RSNA: Brain Abnormalities Seen in Psychiatric Disorders

Study suggests patients have a dysfunctional cognitive memory suppression mechanism

WEDNESDAY, Dec. 3 (HealthDay News) -- Patients with stress-related psychiatric disorders may have dysfunctional circuitry in the area of the brain responsible for suppressing memory, according to research presented at the annual meeting of the Radiological Society of North America held Nov. 30 to Dec. 5 in Chicago.

Nivedita Agarwal, M.D., of the University of Udine in Italy, and colleagues used functional MRI to study brain function in 11 patients with major depression, 13 with generalized anxiety disorder, nine with panic attack disorders, five with borderline personality disorder, and 21 healthy controls who performed word-recall and word-suppression memory tasks.

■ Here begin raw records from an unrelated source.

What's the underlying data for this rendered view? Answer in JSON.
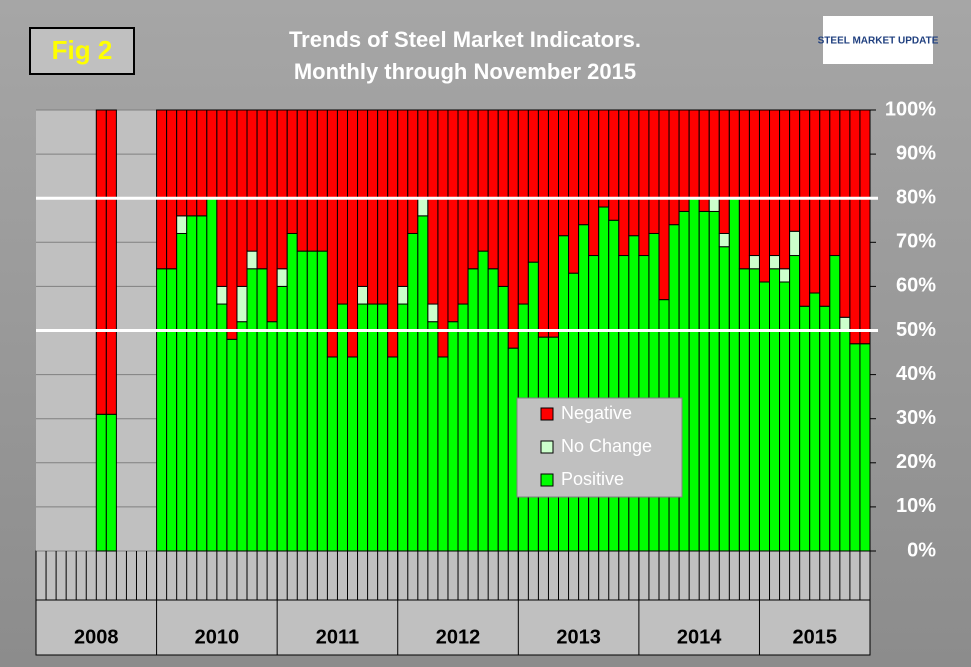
{
  "chart_data": {
    "type": "stacked_bar",
    "title": "Trends of Steel Market Indicators.",
    "subtitle": "Monthly through November 2015",
    "figure_label": "Fig 2",
    "logo": "STEEL MARKET UPDATE",
    "categories": [
      "2008",
      "2008",
      "2008",
      "2008",
      "2008",
      "2008",
      "2008",
      "2008",
      "2008",
      "2008",
      "2008",
      "2008",
      "2010",
      "2010",
      "2010",
      "2010",
      "2010",
      "2010",
      "2010",
      "2010",
      "2010",
      "2010",
      "2010",
      "2010",
      "2011",
      "2011",
      "2011",
      "2011",
      "2011",
      "2011",
      "2011",
      "2011",
      "2011",
      "2011",
      "2011",
      "2011",
      "2012",
      "2012",
      "2012",
      "2012",
      "2012",
      "2012",
      "2012",
      "2012",
      "2012",
      "2012",
      "2012",
      "2012",
      "2013",
      "2013",
      "2013",
      "2013",
      "2013",
      "2013",
      "2013",
      "2013",
      "2013",
      "2013",
      "2013",
      "2013",
      "2014",
      "2014",
      "2014",
      "2014",
      "2014",
      "2014",
      "2014",
      "2014",
      "2014",
      "2014",
      "2014",
      "2014",
      "2015",
      "2015",
      "2015",
      "2015",
      "2015",
      "2015",
      "2015",
      "2015",
      "2015",
      "2015",
      "2015"
    ],
    "series": [
      {
        "name": "Positive",
        "color": "#00ff00",
        "values": [
          null,
          null,
          null,
          null,
          null,
          null,
          31,
          31,
          null,
          null,
          null,
          null,
          64,
          64,
          72,
          76,
          76,
          80,
          56,
          48,
          52,
          64,
          64,
          52,
          60,
          72,
          68,
          68,
          68,
          44,
          56,
          44,
          56,
          56,
          56,
          44,
          56,
          72,
          76,
          52,
          44,
          52,
          56,
          64,
          68,
          64,
          60,
          46,
          56,
          65.5,
          48.5,
          48.5,
          71.5,
          63,
          74,
          67,
          78,
          75,
          67,
          71.5,
          67,
          72,
          57,
          74,
          77,
          80,
          77,
          77,
          69,
          80,
          64,
          64,
          61,
          64,
          61,
          67,
          55.5,
          58.5,
          55.5,
          67,
          50,
          47,
          47
        ]
      },
      {
        "name": "No Change",
        "color": "#ccffcc",
        "values": [
          null,
          null,
          null,
          null,
          null,
          null,
          0,
          0,
          null,
          null,
          null,
          null,
          0,
          0,
          4,
          0,
          0,
          0,
          4,
          0,
          8,
          4,
          0,
          0,
          4,
          0,
          0,
          0,
          0,
          0,
          0,
          0,
          4,
          0,
          0,
          0,
          4,
          0,
          4,
          4,
          0,
          0,
          0,
          0,
          0,
          0,
          0,
          0,
          0,
          0,
          0,
          0,
          0,
          0,
          0,
          0,
          0,
          0,
          0,
          0,
          0,
          0,
          0,
          0,
          0,
          0,
          0,
          3,
          3,
          0,
          0,
          3,
          0,
          3,
          3,
          5.5,
          0,
          0,
          0,
          0,
          3,
          0,
          0
        ]
      },
      {
        "name": "Negative",
        "color": "#ff0000",
        "values": [
          null,
          null,
          null,
          null,
          null,
          null,
          69,
          69,
          null,
          null,
          null,
          null,
          36,
          36,
          24,
          24,
          24,
          20,
          40,
          52,
          40,
          32,
          36,
          48,
          36,
          28,
          32,
          32,
          32,
          56,
          44,
          56,
          40,
          44,
          44,
          56,
          40,
          28,
          20,
          44,
          56,
          48,
          44,
          36,
          32,
          36,
          40,
          54,
          44,
          34.5,
          51.5,
          51.5,
          28.5,
          37,
          26,
          33,
          22,
          25,
          33,
          28.5,
          33,
          28,
          43,
          26,
          23,
          20,
          23,
          20,
          28,
          20,
          36,
          33,
          39,
          33,
          36,
          27.5,
          44.5,
          41.5,
          44.5,
          33,
          47,
          53,
          53
        ]
      }
    ],
    "ylim": [
      0,
      100
    ],
    "yticks": [
      {
        "value": 0,
        "label": "0%"
      },
      {
        "value": 10,
        "label": "10%"
      },
      {
        "value": 20,
        "label": "20%"
      },
      {
        "value": 30,
        "label": "30%"
      },
      {
        "value": 40,
        "label": "40%"
      },
      {
        "value": 50,
        "label": "50%"
      },
      {
        "value": 60,
        "label": "60%"
      },
      {
        "value": 70,
        "label": "70%"
      },
      {
        "value": 80,
        "label": "80%"
      },
      {
        "value": 90,
        "label": "90%"
      },
      {
        "value": 100,
        "label": "100%"
      }
    ],
    "reference_lines": [
      80,
      50
    ],
    "grid": true,
    "legend_position": "center"
  }
}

Compared to controls, the researchers report that the patients showed significantly reduced activation in the prefrontal cortex. During the word-suppression task, the investigators found that the patients showed increased activation in the hippocampus, suggesting that insufficient activation of the prefrontal cortex could result in the inadequate suppression of unwanted traumatic memories stored in the hippocampus.

"For patients with major depression and other stress-related disorders, traumatic memories are a source of anxiety," Agarwal said in a statement. "Because traumatic memories are not adequately suppressed by the brain, they continue to interfere with the patient's life."